O que voce diria para quem acha que não tem tempo para conciliar uma vida esportiva, saudável, com uma agenda atribulada de trabalho, com falta de tempo?

Em primeiro lugar, nao acredito que alguém nao tenha 30 min diários para cuidar do que é mais importante para cada um de nós, que é a nossa saúde. Nestes 30 minutos, pode-se desenvolver alguma atividade física, como caminhar, nadar, andar de bicicleta, dançar etc. Podemos realizar algumas tarefas que deixamos de fazer, como lavar o carro, aparar a grama do jardim, ir a pé para fazer as compras no mercado, usar transporte coletivo e procurar descer ou embarcar a algumas paradas de distância do nosso trabalho. Outra mudança de hábito é deixar de usar o elevador em nosso trabalho ou residênciam fazendo uso da escada. São coisas simples, que podemos tornar agradáveis e que, com certeza, terão um impacto altamente positivo em nossa saúde.

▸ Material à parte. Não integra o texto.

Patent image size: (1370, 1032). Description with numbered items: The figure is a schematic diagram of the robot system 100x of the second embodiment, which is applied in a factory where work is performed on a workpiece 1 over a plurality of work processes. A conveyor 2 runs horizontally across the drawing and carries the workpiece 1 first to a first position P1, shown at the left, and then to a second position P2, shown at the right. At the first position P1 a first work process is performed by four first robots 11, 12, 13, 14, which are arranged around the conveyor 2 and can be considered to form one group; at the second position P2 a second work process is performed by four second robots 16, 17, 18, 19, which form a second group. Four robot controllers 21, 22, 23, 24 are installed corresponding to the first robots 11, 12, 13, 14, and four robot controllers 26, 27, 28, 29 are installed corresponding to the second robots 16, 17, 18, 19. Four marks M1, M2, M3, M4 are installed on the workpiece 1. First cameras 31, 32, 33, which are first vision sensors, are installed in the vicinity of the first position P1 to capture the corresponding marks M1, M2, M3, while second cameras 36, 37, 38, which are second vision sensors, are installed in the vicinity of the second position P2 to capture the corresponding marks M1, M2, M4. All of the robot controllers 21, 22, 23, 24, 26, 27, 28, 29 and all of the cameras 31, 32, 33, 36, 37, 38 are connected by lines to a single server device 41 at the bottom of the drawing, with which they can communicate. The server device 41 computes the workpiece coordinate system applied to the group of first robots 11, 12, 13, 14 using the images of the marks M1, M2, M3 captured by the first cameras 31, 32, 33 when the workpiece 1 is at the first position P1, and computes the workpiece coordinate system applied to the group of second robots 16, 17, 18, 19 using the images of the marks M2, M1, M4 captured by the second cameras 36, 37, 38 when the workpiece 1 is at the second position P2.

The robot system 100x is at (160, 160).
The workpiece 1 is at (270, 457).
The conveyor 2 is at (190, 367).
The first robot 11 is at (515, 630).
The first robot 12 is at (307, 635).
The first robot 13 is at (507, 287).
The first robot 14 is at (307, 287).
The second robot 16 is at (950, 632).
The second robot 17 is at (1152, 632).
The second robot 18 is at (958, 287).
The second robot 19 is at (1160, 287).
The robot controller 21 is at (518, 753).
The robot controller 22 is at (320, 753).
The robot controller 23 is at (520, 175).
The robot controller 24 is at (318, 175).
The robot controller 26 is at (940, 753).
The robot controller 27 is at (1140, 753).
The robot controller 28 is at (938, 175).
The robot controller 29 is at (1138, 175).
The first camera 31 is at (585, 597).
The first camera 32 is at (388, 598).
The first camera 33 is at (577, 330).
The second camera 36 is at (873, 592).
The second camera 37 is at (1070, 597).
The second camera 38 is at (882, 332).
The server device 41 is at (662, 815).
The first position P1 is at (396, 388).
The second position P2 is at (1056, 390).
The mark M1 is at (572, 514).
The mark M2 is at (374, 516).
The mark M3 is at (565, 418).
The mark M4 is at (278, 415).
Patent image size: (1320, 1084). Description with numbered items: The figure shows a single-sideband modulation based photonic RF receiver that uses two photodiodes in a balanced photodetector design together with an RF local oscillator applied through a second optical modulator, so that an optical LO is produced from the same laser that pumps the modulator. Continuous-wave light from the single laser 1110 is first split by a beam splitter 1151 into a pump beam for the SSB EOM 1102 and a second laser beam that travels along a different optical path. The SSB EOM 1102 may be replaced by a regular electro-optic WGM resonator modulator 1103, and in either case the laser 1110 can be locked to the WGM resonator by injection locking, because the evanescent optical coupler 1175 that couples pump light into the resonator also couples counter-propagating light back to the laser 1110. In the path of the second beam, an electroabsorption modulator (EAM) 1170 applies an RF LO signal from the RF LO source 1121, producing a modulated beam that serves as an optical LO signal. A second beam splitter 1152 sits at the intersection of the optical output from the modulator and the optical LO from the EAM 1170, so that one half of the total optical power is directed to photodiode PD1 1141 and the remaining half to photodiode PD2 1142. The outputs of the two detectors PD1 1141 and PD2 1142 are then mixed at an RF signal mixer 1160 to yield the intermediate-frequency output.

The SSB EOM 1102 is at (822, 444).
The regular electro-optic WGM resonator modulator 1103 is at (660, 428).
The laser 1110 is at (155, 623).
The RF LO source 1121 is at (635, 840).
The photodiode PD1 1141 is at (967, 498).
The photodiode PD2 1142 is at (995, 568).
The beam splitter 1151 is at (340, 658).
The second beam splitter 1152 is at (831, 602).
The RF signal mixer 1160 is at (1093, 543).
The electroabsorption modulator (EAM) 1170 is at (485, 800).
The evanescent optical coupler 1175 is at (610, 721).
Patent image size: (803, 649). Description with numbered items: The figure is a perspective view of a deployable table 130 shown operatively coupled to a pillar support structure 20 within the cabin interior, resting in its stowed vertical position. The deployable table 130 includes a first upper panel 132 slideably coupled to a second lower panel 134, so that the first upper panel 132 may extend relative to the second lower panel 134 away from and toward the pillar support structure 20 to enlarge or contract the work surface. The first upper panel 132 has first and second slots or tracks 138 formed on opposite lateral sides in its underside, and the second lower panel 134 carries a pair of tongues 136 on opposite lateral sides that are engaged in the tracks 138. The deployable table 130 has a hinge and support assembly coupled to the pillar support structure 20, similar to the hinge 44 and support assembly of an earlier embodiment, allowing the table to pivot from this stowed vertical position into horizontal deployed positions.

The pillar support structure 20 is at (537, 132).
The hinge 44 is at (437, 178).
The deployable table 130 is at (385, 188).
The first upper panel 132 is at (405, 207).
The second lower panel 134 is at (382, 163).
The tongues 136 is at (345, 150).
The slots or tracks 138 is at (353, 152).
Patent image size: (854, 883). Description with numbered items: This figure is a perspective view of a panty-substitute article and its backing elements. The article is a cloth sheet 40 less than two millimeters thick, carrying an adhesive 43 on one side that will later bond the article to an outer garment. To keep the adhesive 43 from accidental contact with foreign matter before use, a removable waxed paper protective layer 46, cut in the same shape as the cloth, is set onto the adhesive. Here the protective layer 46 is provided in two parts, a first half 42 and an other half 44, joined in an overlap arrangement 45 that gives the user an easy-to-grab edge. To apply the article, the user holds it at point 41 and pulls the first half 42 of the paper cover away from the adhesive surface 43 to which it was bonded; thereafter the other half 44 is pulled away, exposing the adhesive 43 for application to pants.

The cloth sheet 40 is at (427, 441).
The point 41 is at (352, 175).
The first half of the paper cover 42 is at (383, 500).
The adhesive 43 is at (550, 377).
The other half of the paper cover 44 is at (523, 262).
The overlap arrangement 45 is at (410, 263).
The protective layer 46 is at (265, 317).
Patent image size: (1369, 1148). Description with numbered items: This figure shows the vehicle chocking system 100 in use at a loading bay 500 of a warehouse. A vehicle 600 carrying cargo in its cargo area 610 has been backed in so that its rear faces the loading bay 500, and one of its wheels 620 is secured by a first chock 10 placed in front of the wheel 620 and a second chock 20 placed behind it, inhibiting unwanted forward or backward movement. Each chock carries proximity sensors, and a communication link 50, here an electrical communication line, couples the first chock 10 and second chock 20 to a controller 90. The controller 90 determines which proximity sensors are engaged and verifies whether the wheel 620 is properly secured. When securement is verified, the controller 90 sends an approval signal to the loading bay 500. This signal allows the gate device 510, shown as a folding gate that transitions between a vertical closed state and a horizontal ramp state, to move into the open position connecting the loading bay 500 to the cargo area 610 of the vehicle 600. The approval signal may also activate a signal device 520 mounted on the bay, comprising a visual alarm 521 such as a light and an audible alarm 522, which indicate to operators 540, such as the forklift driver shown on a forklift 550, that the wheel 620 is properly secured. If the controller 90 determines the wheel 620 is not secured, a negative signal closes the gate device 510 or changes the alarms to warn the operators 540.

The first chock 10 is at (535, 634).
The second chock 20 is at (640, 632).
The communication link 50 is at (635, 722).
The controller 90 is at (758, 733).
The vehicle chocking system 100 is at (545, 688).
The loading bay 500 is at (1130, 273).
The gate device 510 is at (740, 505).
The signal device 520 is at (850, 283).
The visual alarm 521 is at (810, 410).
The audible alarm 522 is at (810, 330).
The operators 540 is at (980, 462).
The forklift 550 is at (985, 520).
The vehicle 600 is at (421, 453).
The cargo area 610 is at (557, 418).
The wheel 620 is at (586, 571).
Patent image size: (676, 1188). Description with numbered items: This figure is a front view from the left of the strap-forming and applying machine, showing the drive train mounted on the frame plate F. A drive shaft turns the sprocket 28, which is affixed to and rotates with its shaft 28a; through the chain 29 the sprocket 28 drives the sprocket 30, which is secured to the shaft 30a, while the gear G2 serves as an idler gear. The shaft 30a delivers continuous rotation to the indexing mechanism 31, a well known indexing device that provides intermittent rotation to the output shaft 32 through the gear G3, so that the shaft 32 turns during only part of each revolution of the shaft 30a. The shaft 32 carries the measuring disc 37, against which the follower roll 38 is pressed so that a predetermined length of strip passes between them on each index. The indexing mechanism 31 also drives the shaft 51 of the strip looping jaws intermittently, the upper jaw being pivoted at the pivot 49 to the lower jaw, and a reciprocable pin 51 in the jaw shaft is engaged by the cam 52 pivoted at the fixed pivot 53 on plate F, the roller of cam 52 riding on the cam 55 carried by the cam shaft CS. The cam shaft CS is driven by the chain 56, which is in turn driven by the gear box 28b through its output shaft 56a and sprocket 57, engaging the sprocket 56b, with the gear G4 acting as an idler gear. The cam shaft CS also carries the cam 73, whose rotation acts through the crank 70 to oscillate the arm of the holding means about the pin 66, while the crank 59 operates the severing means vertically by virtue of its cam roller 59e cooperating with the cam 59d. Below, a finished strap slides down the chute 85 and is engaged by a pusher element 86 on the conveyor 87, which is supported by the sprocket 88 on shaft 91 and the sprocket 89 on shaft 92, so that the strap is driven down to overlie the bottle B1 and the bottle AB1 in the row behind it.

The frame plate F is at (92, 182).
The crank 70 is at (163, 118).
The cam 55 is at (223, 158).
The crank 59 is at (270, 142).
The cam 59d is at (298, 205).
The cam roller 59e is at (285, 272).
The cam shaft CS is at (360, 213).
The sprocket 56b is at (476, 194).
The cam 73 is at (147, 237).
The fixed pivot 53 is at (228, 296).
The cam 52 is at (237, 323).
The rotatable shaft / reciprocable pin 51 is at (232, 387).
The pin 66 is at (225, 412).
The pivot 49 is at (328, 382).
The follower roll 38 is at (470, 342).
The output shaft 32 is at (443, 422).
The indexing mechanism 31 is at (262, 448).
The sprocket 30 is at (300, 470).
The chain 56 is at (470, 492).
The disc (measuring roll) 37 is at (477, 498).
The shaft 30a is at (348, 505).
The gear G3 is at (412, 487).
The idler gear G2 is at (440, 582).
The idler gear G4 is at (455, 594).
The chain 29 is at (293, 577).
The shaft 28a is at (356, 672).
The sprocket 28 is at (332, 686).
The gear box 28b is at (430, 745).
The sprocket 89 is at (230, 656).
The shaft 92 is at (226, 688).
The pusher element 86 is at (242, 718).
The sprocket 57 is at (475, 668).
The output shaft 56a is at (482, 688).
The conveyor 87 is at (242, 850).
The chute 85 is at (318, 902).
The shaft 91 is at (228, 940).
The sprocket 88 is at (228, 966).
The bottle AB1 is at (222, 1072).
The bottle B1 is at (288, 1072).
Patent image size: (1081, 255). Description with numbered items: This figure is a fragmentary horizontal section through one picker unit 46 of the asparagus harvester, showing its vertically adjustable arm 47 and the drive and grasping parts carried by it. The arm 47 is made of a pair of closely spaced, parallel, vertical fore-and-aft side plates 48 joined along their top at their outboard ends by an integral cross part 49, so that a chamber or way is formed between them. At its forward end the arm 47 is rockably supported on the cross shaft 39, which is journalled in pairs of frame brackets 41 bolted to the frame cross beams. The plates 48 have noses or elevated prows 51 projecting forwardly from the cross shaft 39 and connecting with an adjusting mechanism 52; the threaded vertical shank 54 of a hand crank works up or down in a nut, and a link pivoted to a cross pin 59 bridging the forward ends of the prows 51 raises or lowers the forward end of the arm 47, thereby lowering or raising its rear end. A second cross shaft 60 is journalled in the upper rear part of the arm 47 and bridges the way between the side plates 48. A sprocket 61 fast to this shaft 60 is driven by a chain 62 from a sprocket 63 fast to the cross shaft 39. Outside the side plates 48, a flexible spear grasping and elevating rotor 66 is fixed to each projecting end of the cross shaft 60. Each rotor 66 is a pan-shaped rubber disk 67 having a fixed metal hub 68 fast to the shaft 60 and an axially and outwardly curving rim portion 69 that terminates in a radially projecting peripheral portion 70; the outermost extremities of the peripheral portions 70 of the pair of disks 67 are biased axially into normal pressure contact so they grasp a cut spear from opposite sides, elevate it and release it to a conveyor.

9 Respostas para “Entrevista à Revista Contra-Relógio em 2006

  1. Parabéns pela dedicação. Também sou médico e corredor: participei de 5 maratonas (4 no Rio e 1 na tua PoA) e de uma ultrinha de 50 km (Teresópolis – Friburgo/RJ).
    Um grande abraço.

  2. Prezado Rogério: Obrigado pela visita. Não considero a prova Teresópolis – Friburgo uma ultrinha. Veja que coincidência, eu também corri em 2007, junto com um amigo médico de Mogi das Cruzes – SP. Largamos juntos e chegamos juntos no tapete, com o mesmo tempo, e chegamos logo depois de ti. Em 2009 vou fazer esta prova novamente e quem sabe nos encontramos lá. Será um grande prazer.
    63 Rogerio Cipriani M40 04:55:20 605 Acoruja
    64 Tjioe Tjia Sin M35 04:56:03 599 Pi Consultoria Esort
    65 Joao Gabbardo dos Reis M50 04:56:03 592 Academia 10
    Abraço,
    João Gabbardo dos Reis

  3. Henriqueta Solipa

    Parabéns a todos!

    Gosto muito de ler e de aprender… um dia gostava de conseguir fazer uma maratona, mas o meu tempo só me permite treinos para provas de 10 / 15kms…. mas no fim do ano quero ir à meia-maratona de Lisboa, sou portuguesa.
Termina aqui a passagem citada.